Thursday, March 7, 2013
Thoughts on The Magic Mirror and the Seventh Dwarf
The Magic Mirror and the Seventh Dwarf
By Tia Nevitt
First published: 18 February 2013 by Carina Press
Series: Accidental Enchantments #2
Read: 15-19 Februrary 2013
E-arc received from the publisher through NetGalley
Goodreads | Amazon
Prince Richard is cursed. Enslaved to a magic mirror, he must truthfully answer the evil queen when she uses it to call on him. To keep from betraying innocents, Richard wanders the countryside and avoids people.
All her life, Gretchen has been teased for being small. When she hears of a hidden farm populated by little people like her, she sets out to find it—and is welcomed by the mostly male inhabitants. Lars in particular woos her with his gentle kindness and quiet strength.
Danger looms when Gretchen meets a runaway princess and offers her shelter at the Little Farm.

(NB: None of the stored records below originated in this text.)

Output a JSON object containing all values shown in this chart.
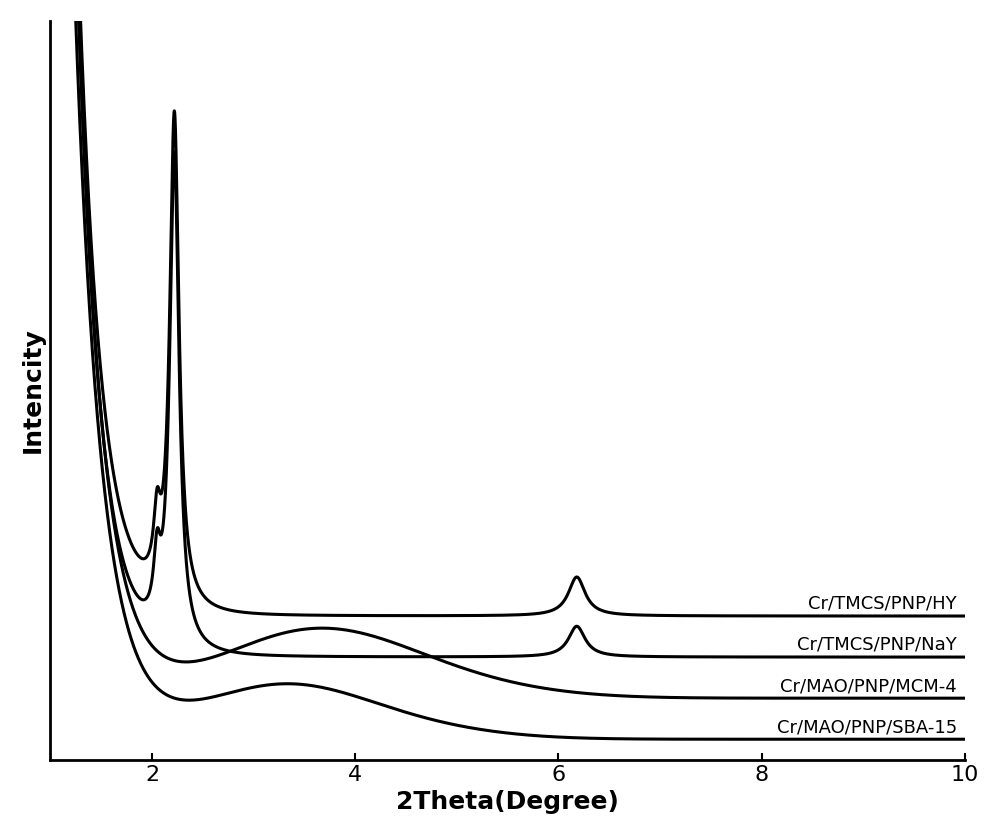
{
  "xlabel": "2Theta(Degree)",
  "ylabel": "Intencity",
  "xlim": [
    1.0,
    10.0
  ],
  "xticks": [
    2,
    4,
    6,
    8,
    10
  ],
  "background_color": "#ffffff",
  "line_color": "#000000",
  "line_width": 2.2,
  "label_fontsize": 18,
  "tick_fontsize": 16,
  "series_labels": [
    "Cr/TMCS/PNP/HY",
    "Cr/TMCS/PNP/NaY",
    "Cr/MAO/PNP/MCM-4",
    "Cr/MAO/PNP/SBA-15"
  ],
  "fig_width": 10.0,
  "fig_height": 8.35
}
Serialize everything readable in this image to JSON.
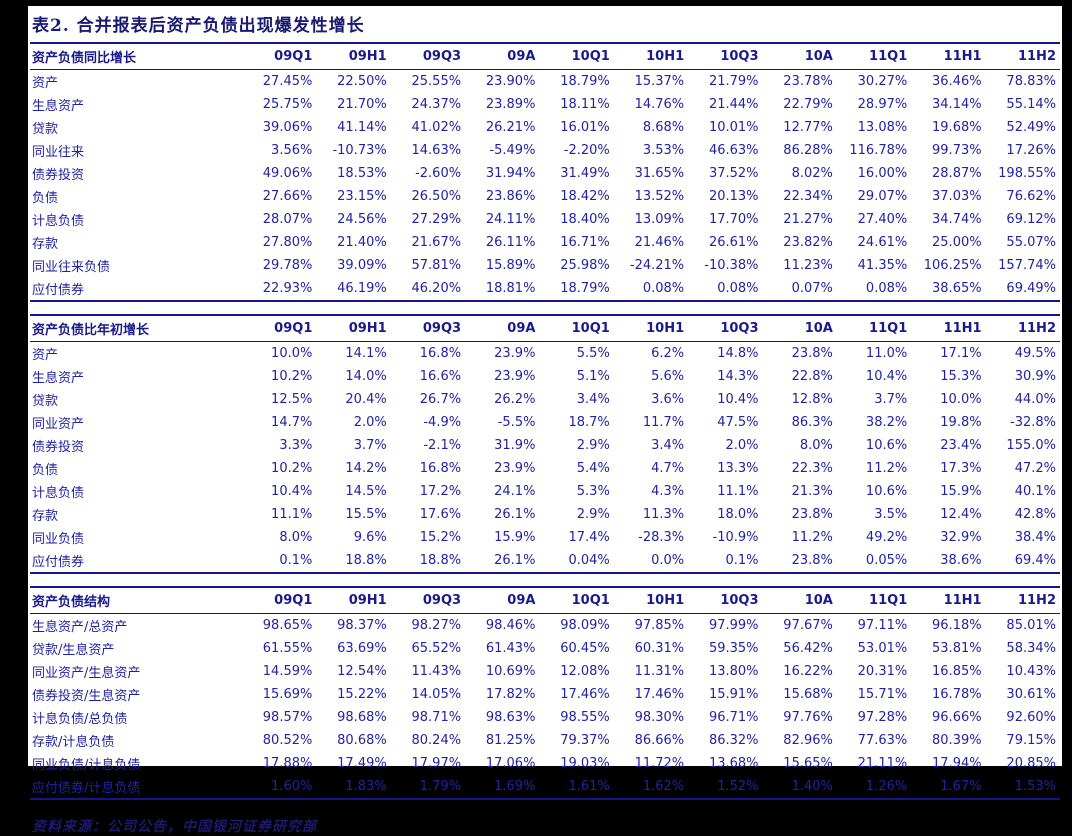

Wandering nearby, Richard instantly falls in love with the beautiful princess, and is later compelled to tell the queen that she is not the fairest of them all. Enraged, the queen vows to find them and destroy them.
If either Gretchen or Richard are to have their happy endings, they must team up to break the mirror's spell before the queen kills them all… (Goodreads)
So begins this retelling of Snow White and the Seven Dwarves, and those two words were all it took to get me hooked. We are thrown straight into the story where Prince Richard, slave of the Magic Mirror, is trying to escape from always having to tell the Queen the truth. I instantly liked Richard and unlike most fairy tale princes, his character develops throughout the story, making me like him even more.
We are then introduced to Gretchen, a dwarf in her late twenties who all her life has been bullied because of her size. When she hears about a farm where there are other people like her, she decides to leave her home to find it, because she wants to be with people like herself. Gretchen is a very interesting character; strong and independent, but kind and selfless despite having met so much hostility from other people. She doesn't want a husband as much as she wants somewhere to belong. "I'm not looking for love, Mother," she says before leaving. "Just someone who will accept me. Maybe love will come in time." If I wasn't already rooting for her, I certainly was from that point on.
Naturally there is also the brave and beautiful princess and the evil queen, as well as many other elements you will recognise from the original fairy tale of Snow White. Tia Nevitt weaves it all together in a refreshing and surprising way and I was never once bored (like I always am with the original story - even the Disney film). Now, this is a fairy tale and that does of course mean we all know how it's going to end. But the journey towards that ending is quite different from what you'd expect and I thoroughly enjoyed it.